Silvestre had now eaten his cherry, but did not feel it necessary to respond. He was slightly put out by the young man’s lack of ceremony and was afraid that, had he responded, he might have done so somewhat brusquely.
“It’s rather a long story,” said Abel, having lit his cigarette, “but I’ll try and keep it short. It’s getting late and I don’t want to exhaust your patience.
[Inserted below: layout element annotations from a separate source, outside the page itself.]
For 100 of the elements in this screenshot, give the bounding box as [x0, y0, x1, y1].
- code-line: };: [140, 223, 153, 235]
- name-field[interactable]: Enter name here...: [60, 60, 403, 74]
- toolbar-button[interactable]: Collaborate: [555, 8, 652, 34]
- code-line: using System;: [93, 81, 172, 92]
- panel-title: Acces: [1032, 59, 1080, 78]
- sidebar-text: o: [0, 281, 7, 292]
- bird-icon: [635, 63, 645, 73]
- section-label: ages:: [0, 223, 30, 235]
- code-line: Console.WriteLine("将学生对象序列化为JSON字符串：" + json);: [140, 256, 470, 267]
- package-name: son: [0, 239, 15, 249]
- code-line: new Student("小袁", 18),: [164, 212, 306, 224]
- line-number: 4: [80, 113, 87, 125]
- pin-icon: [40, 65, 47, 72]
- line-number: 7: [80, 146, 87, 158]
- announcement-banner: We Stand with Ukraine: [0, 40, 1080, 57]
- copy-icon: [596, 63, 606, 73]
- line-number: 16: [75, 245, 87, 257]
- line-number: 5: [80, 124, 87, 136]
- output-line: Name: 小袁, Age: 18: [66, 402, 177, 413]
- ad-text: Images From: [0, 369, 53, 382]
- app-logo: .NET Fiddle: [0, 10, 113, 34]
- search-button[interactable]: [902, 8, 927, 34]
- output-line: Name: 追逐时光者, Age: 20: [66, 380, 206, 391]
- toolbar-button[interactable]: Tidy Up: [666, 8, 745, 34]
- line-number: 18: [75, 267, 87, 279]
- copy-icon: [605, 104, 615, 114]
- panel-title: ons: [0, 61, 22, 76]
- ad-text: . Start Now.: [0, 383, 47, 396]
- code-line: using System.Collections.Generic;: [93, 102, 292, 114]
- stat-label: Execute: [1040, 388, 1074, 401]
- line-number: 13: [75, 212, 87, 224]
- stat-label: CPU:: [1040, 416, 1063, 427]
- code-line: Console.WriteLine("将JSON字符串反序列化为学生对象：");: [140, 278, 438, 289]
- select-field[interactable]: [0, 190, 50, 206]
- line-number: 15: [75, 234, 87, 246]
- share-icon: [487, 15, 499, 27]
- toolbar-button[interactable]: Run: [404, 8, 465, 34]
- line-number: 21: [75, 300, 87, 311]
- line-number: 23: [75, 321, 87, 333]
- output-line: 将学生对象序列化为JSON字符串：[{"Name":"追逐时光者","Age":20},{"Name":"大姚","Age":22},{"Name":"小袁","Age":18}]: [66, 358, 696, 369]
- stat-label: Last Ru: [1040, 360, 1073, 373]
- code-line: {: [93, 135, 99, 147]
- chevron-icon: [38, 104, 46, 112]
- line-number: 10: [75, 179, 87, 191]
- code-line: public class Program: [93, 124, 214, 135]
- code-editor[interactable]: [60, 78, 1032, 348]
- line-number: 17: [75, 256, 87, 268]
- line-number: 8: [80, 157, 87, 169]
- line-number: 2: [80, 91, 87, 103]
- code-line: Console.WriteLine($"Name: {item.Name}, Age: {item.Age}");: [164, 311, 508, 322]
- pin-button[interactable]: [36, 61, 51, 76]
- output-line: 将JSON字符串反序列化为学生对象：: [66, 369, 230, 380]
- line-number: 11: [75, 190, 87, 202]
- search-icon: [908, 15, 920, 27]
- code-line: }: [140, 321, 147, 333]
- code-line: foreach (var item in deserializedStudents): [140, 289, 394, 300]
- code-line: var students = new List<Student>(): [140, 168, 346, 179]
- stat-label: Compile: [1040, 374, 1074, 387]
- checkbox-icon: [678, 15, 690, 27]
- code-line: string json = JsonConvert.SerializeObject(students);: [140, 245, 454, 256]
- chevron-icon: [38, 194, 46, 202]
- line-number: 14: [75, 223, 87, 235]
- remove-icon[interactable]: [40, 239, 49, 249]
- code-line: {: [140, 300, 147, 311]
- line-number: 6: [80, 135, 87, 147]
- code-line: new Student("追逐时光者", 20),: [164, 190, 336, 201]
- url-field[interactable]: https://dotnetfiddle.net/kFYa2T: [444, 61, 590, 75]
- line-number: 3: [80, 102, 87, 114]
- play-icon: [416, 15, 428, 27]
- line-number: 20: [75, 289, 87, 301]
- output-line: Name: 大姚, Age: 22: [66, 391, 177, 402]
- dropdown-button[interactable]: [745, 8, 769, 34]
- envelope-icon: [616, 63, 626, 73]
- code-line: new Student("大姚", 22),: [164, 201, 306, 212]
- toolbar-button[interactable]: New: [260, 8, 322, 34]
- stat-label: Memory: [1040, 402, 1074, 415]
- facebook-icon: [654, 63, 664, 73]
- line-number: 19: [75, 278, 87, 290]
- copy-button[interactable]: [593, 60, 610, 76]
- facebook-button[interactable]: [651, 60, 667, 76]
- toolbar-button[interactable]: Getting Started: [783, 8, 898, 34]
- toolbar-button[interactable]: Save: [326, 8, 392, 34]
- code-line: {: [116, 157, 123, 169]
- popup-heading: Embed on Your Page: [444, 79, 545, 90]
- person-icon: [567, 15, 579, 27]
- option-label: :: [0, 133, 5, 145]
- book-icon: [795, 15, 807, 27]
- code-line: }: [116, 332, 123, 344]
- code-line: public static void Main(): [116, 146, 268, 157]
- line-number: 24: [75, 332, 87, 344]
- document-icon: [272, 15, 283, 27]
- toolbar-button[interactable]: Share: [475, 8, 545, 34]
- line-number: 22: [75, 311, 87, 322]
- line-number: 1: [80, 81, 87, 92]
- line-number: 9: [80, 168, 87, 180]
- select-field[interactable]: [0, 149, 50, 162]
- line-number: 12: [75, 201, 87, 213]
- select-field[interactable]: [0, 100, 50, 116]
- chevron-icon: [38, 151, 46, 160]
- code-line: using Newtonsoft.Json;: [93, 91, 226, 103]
I’m twenty-eight now and have still not done my military service. I have no fixed profession, and you’ll soon see why. I’m single and unattached and know the dangers and advantages of freedom and solitude and am equally at home with both. I’ve been living like this for twelve years, since I was sixteen. My memories of childhood are of no interest here, partly because I’m not yet old enough to enjoy recounting them, but also because they would do nothing to contribute to either your distrust or your warmth. I was a good student at junior and senior school. I was well liked by both classmates and teachers, which is quite rare. There was, I can assure you, nothing calculated about this; I neither flattered my teachers nor kowtowed to my classmates. Anyway, I reached the age of sixteen, at which point I… Ah, but I haven’t yet told you that I was an only child and lived with my parents. You’re free to imagine what you like now: that they both died in some disaster or that they separated because they could no longer bear to live with each other. You choose. It comes down to the same thing anyway: I was left alone. If you choose the second option, you’ll say that I could have continued living with one of them. Imagine, then, that I didn’t want to live with either of them. Perhaps because I didn’t love them. Perhaps because I loved them both equally and couldn’t choose between them. Think what you like, because, as I say, it comes to the same thing: I was left alone. At sixteen — can you remember being sixteen? — life is a wonderful thing, at least for some people. I can see from your face that, for you, life at that age wasn’t wonderful at all. It was for me, unfortunately, and I say ‘unfortunately’ because it didn’t help me at all. I left school and looked for work. Some relatives in the country asked me to go and live with them. I refused. I had taken a bite out of the fruit of freedom and solitude and wasn’t prepared to let them take it away from me. I didn’t know at the time how very bitter that fruit can be sometimes. Am I boring you?”